The next day Nikki came in the room said she was pretty sure she had stepped in a puddle in the bathroom.  In my narcotic induced situation, I'm not sure if I responded to her or only answered in my head "I'm not surprised".  I'd be surprised if I actually hit the toilet considering the delicate ballet required to perform this act while in a drug induced haze.  Not only was I dizzy, but my ankle felt like a 20 psi tire that had been inflated to 100 psi.  It can't bear any weight, so it has to be suspended slightly behind me, making me crane forward and have to use my left hand against the mirror for support.  I now have  only one hand available for the rest of the logistical details and my leg isn't getting any lighter.  Oh, and by the way, the urgency is only increasing.  Having never taken target practice in this fashion, the end results were quite predictable, about the same as a 5 year old with no directional control.  I don't think she had the heart to chastise me in my condition so she told me I'd do better next time.   Just as with a child in potty training, encouragement  for the effort is always the best tactic.  I was waiting to hear that I would receive candy the next time I hit the big boy potty.

After the first three days it became abundantly clear that I needed a shower.  By this time most of the latent pain had subsided, though it still hurt when I got up.  It's extremely difficult for me to accept the fact that I need physical help, so I waited until Nikki went to work to give a shower a try.  I bagged up the leg, put the chair in the shower and made the hop up the step and into our shower, whereupon my bare foot immediately slipped on the shower floor and both of my legs splayed forward into the wall.  Much like the scenario I described with the cows, the time-space continuum evaporated and everything sort of went  in to slow motion and I had an internal conversation while falling.   Here's the conversation:

Me to Myself:  Boy, Nikki is really going to be mad at you for this one, you should have waited for her help.  I know, but it didn't seem like that big of a deal.  Oh no,  I hope I don't break the shower door when my back hits it.  Ohh, that really was jarring when my buttocks just hit the tile, and that little ridge at the shower entrance doesn't feel good on my lower back.  Your splinted leg hit the wall pretty hard, do you think you tore the achilles again?  I don't think so, but my toes are numb from being jammed into the wall.  Can you get up?  Yes.  Ok, get in the seat and proceed as if nothing happened.  Ok.

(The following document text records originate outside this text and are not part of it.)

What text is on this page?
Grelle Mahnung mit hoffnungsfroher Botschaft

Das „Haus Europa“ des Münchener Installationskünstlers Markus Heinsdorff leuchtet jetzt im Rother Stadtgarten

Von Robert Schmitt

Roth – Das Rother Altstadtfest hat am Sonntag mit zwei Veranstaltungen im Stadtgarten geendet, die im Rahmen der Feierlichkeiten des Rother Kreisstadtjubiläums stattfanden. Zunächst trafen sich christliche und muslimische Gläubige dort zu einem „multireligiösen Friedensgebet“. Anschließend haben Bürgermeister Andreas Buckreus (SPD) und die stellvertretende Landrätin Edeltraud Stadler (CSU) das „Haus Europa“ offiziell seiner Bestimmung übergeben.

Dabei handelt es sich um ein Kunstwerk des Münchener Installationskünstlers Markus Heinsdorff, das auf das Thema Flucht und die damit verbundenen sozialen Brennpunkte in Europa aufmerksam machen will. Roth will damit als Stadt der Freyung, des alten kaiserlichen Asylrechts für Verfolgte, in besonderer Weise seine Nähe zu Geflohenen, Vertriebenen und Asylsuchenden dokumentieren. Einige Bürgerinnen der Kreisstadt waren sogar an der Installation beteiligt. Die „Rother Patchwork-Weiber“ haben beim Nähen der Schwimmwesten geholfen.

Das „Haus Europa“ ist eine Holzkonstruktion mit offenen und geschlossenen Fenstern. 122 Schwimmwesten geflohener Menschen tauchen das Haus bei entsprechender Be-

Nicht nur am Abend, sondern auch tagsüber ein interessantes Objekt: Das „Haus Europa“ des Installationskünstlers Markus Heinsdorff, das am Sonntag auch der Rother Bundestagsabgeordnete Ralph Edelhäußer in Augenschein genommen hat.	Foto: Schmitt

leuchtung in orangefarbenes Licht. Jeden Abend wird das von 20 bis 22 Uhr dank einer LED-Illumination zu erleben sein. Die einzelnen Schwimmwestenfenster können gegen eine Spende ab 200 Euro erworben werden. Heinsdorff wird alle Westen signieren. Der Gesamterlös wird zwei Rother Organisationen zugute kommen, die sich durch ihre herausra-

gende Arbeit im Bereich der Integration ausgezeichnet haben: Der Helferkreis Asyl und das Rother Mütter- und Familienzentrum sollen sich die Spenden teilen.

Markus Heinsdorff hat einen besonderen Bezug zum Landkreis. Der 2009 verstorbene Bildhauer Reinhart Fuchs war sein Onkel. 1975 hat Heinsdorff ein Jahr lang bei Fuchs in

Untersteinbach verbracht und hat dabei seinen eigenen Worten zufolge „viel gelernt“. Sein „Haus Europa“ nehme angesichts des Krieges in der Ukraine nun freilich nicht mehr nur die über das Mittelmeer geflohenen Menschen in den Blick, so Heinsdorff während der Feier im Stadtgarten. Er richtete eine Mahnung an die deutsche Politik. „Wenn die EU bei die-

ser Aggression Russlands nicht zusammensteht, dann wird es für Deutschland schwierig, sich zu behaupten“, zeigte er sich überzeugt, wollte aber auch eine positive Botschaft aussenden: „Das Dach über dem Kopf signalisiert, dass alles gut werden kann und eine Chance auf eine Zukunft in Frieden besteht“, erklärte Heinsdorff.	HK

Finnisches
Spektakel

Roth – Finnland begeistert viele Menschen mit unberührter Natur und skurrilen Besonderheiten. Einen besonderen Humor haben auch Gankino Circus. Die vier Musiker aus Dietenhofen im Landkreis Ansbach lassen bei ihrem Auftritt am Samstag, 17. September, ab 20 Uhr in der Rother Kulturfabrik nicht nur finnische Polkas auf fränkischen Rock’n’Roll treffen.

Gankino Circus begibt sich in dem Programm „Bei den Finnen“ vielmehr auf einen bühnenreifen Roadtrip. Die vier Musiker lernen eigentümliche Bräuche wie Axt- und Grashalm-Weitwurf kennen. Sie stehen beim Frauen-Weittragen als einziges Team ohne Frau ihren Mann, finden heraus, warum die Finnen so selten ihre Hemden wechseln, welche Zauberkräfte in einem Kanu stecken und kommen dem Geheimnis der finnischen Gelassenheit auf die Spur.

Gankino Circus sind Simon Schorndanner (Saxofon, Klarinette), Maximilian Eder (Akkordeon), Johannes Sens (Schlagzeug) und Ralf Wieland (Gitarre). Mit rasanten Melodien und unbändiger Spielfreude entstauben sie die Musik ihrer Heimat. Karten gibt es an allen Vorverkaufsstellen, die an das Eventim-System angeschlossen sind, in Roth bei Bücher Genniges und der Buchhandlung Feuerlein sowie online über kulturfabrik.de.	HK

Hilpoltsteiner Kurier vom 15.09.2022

Amazingly, the next morning this scenario repeated itself when I got up to go to the bathroom in the dark and I fell over again.  And I had virtually the same internal conversation on the way down.    When I fell I felt like a 75 year old man about to break his hip, but then I felt like a 5 year old when Nikki ran in and asked "What the hell is going on"? It was just like when I had slumber parties as a kid and we made too much noise.   I am happy to report, however that I was 95% accurate this time.

Nikki has been an absolute angel through this whole ordeal.  She has taken excellent care of me and I couldn't be more lucky to have somebody as patient as her in my life.  She has seen what my mom experienced, and she has seen what our future may hold and as far as I know, she plans on staying with me.  It can't be easy living with the proverbial bull in the china shop, but I hope in some way I make it fun.

Last night Nikki got me squared away in bed and shut the door to go sleep in peace in the other room.  I had to get up and grab my water bottle and I loudly banged a crutch against the dresser.  "What the hell is going on in there?", she yelled from the hallway.  I giggled like a 5 year old.